As mulheres são as mais vulneráveis

Para os estudiosos que pesquisam sobre o abuso sexual de adultos pelo clero, uma estimativa do falecido Richard Sipe e uma pesquisa sobre abuso sexual de irmãs religiosas nos EUA fornecem uma linha de base para o risco relativo que os adultos experimentam.

Em um artigo de 2007, Sipe estimou que ‘quatro vezes mais padres se envolvem sexualmente com mulheres adultas e duas vezes mais com homens adultos do que padres que se envolvem sexualmente com crianças’.

A pesquisa, publicada por três pesquisadores da Universidade de St. Louis em 1998, sugere que as religiosas correm um risco particularmente alto. Em um estudo com 856 irmãs em três comunidades do meio-oeste, cerca de 39,9% relataram traumas sexuais passados, com 29,3% relatando tal trauma durante sua vida religiosa. Os efeitos naqueles que vivenciaram o trauma variaram de depressão a pensamentos suicidas.

Mulheres e adolescentes em geral também vivem com risco elevado de efeitos particularmente adversos do abuso sexual, como gravidez indesejada e partos forçados ou abortos, bem como com uma cultura de culpabilização da vítima e misoginia que usa mitos de estupro e estereótipos sexistas para descartar mulheres sofrem e simpatizam com os agressores masculinos.
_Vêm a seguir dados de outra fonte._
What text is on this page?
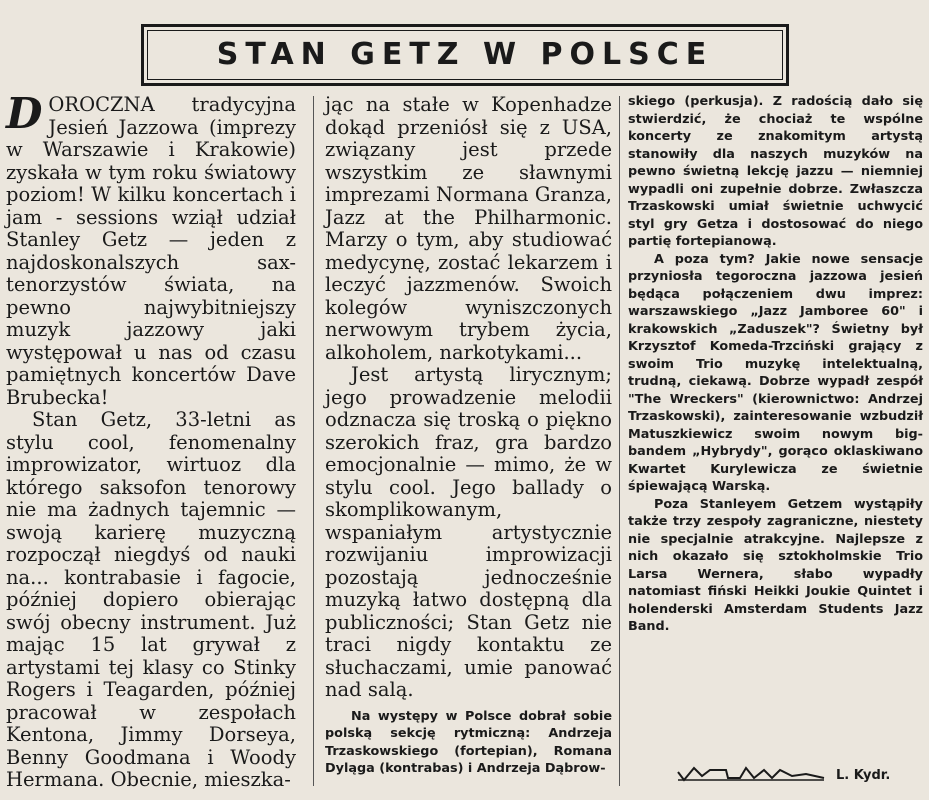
STAN GETZ W POLSCE

DOROCZNA tradycyjna Jesień Jazzowa (imprezy w Warszawie i Krakowie) zyskała w tym roku światowy poziom! W kilku koncertach i jam - sessions wziął udział Stanley Getz — jeden z najdoskonalszych sax-tenorzystów świata, na pewno najwybitniejszy muzyk jazzowy jaki występował u nas od czasu pamiętnych koncertów Dave Brubecka!

Stan Getz, 33-letni as stylu cool, fenomenalny improwizator, wirtuoz dla którego saksofon tenorowy nie ma żadnych tajemnic — swoją karierę muzyczną rozpoczął niegdyś od nauki na... kontrabasie i fagocie, później dopiero obierając swój obecny instrument. Już mając 15 lat grywał z artystami tej klasy co Stinky Rogers i Teagarden, później pracował w zespołach Kentona, Jimmy Dorseya, Benny Goodmana i Woody Hermana. Obecnie, mieszka-

jąc na stałe w Kopenhadze dokąd przeniósł się z USA, związany jest przede wszystkim ze sławnymi imprezami Normana Granza, Jazz at the Philharmonic. Marzy o tym, aby studiować medycynę, zostać lekarzem i leczyć jazzmenów. Swoich kolegów wyniszczonych nerwowym trybem życia, alkoholem, narkotykami...

Jest artystą lirycznym; jego prowadzenie melodii odznacza się troską o piękno szerokich fraz, gra bardzo emocjonalnie — mimo, że w stylu cool. Jego ballady o skomplikowanym, wspaniałym artystycznie rozwijaniu improwizacji pozostają jednocześnie muzyką łatwo dostępną dla publiczności; Stan Getz nie traci nigdy kontaktu ze słuchaczami, umie panować nad salą.

Na występy w Polsce dobrał sobie polską sekcję rytmiczną: Andrzeja Trzaskowskiego (fortepian), Romana Dyląga (kontrabas) i Andrzeja Dąbrow-

skiego (perkusja). Z radością dało się stwierdzić, że chociaż te wspólne koncerty ze znakomitym artystą stanowiły dla naszych muzyków na pewno świetną lekcję jazzu — niemniej wypadli oni zupełnie dobrze. Zwłaszcza Trzaskowski umiał świetnie uchwycić styl gry Getza i dostosować do niego partię fortepianową.

A poza tym? Jakie nowe sensacje przyniosła tegoroczna jazzowa jesień będąca połączeniem dwu imprez: warszawskiego „Jazz Jamboree 60" i krakowskich „Zaduszek"? Świetny był Krzysztof Komeda-Trzciński grający z swoim Trio muzykę intelektualną, trudną, ciekawą. Dobrze wypadł zespół "The Wreckers" (kierownictwo: Andrzej Trzaskowski), zainteresowanie wzbudził Matuszkiewicz swoim nowym big-bandem „Hybrydy", gorąco oklaskiwano Kwartet Kurylewicza ze świetnie śpiewającą Warską.

Poza Stanleyem Getzem wystąpiły także trzy zespoły zagraniczne, niestety nie specjalnie atrakcyjne. Najlepsze z nich okazało się sztokholmskie Trio Larsa Wernera, słabo wypadły natomiast fiński Heikki Joukie Quintet i holenderski Amsterdam Students Jazz Band.

L. Kydr.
Além disso, as religiosas são particularmente vulneráveis ao abuso e ao silenciamento, dada a sua imensa e abrangente dependência de suas comunidades e da hierarquia eclesiástica masculina, e sua falta de direitos sob a lei canônica. Como resultado, os obstáculos para falar pelas vítimas e a cultura do silêncio em torno do abuso sexual de mulheres consagradas são imensos.

Em uma reunião em 2021, a jornalista italiana Federica Tourn, que há anos cobre o tema, disse que encontrar pessoas prontas para falar sobre abuso sexual de mulheres religiosas era muito mais difícil do que encontrar pessoas prontas para falar sobre a máfia.

Além dos muitos níveis de imensa mudança estrutural e cultural que seriam necessários para lidar melhor com o abuso na Igreja Católica em geral, há necessidade de uma mudança ainda mais profunda quando se trata de abuso de mulheres, tanto leigas quanto religiosas.

As religiosas devem receber um status legal e canônico que lhes permita defender-se efetivamente até mesmo contra os superiores e o clero, e a cultura profusamente sexista e misógina da Igreja Católica deve ceder a uma cultura de verdadeiro respeito pelas mulheres.

A amarga verdade é : enquanto a Igreja for governada por um sistema canônico no qual haja desigualdade entre homens e mulheres, clérigos e leigos, nada disso poderá ser efetivamente alcançado, e agora esse tipo de igualdade parece além da utopia.’